The “Princes in the Tower” is an expression frequently used to refer to the young King Edward V of England, and Richard of Shrewsbury, Duke of York, who were placed in the Tower of London by the regent, the Duke of Gloucester (Richard III).
This was supposedly in preparation for Edward V’s forthcoming coronation. However, before the young king could be crowned, he and his brother were declared illegitimate and disappeared from public view under dubious circumstances in AD 1483.
It has become one of the biggest unsolved mysterious of the late Middle Ages, stoked by Shakespeare’s play – Richard III, that portrays Richard as a criminal and tyrant, with subsequent monarch’s keen to paint Richard III as a child killing monster.
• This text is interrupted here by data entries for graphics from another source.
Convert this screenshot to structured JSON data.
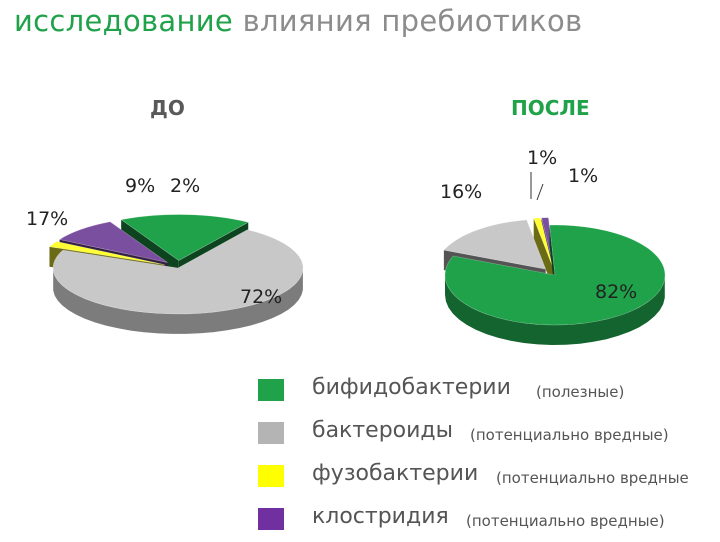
{
  "title": {
    "highlight": "исследование",
    "rest": "влияния пребиотиков"
  },
  "chart_data": [
    {
      "type": "pie",
      "title": "ДО",
      "categories": [
        "бифидобактерии",
        "бактероиды",
        "фузобактерии",
        "клостридия"
      ],
      "values": [
        17,
        72,
        2,
        9
      ],
      "labels": [
        "17%",
        "72%",
        "2%",
        "9%"
      ]
    },
    {
      "type": "pie",
      "title": "ПОСЛЕ",
      "categories": [
        "бифидобактерии",
        "бактероиды",
        "фузобактерии",
        "клостридия"
      ],
      "values": [
        82,
        16,
        1,
        1
      ],
      "labels": [
        "82%",
        "16%",
        "1%",
        "1%"
      ]
    }
  ],
  "colors": {
    "title_accent": "#1fa24a",
    "title_text": "#8c8c8c",
    "subtitle": "#595959",
    "бифидобактерии": "#1fa24a",
    "бактероиды": "#c8c8c8",
    "фузобактерии": "#ffff33",
    "клостридия": "#7b4fa0"
  },
  "legend": [
    {
      "name": "бифидобактерии",
      "note": "(полезные)",
      "color": "#1fa24a"
    },
    {
      "name": "бактероиды",
      "note": "(потенциально вредные)",
      "color": "#b4b4b4"
    },
    {
      "name": "фузобактерии",
      "note": "(потенциально вредные",
      "color": "#ffff00"
    },
    {
      "name": "клостридия",
      "note": "(потенциально вредные)",
      "color": "#7030a0"
    }
  ]
}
Those that defend Richard, rely on the lack of hard evidence connecting the King with the disappearance of the princes, but in a new paper published in the Journal of the Historical Association, the author Professor Thornton argues that there is now clear evidence to substantiate the allegations against the men identified as the boys’ murderers, and to connect them to Richard III.
The paper, titled: “More on a Murder: The Deaths of the ‘Princes in the Tower’, and Historiographical Implications for the Regimes of Henry VII and Henry VIII” – relies on the accounts of Sir Thomas More, who previous historians have questioned simply as ‘Tudor propaganda’.
But Professor Thornton believes that More came to the right conclusion due to some inside knowledge. Two of the famed politician and philosopher’s fellow courtiers were the sons of Miles Forest, one of the men More named as having killed the princes.
“This has been the greatest murder mystery in British history, because we couldn’t really rely on More as an account of what happened – until now,” says Professor Thornton.
“But I have shown that the sons of the chief alleged murderer were at court in Henry VIII’s England, and that they were living and working alongside Sir Thomas More. He wasn’t writing about imaginary people. We now have substantial grounds for believing that the detail of More’s account of a murder is credible.”
The mystery surrounding the princes has resonated for centuries, being revived in the 1670s when the bones of two boys were rediscovered in the Tower of London, and again in the 1930s when the remains, which had been reburied in Westminster Abbey, were scientifically re-examined.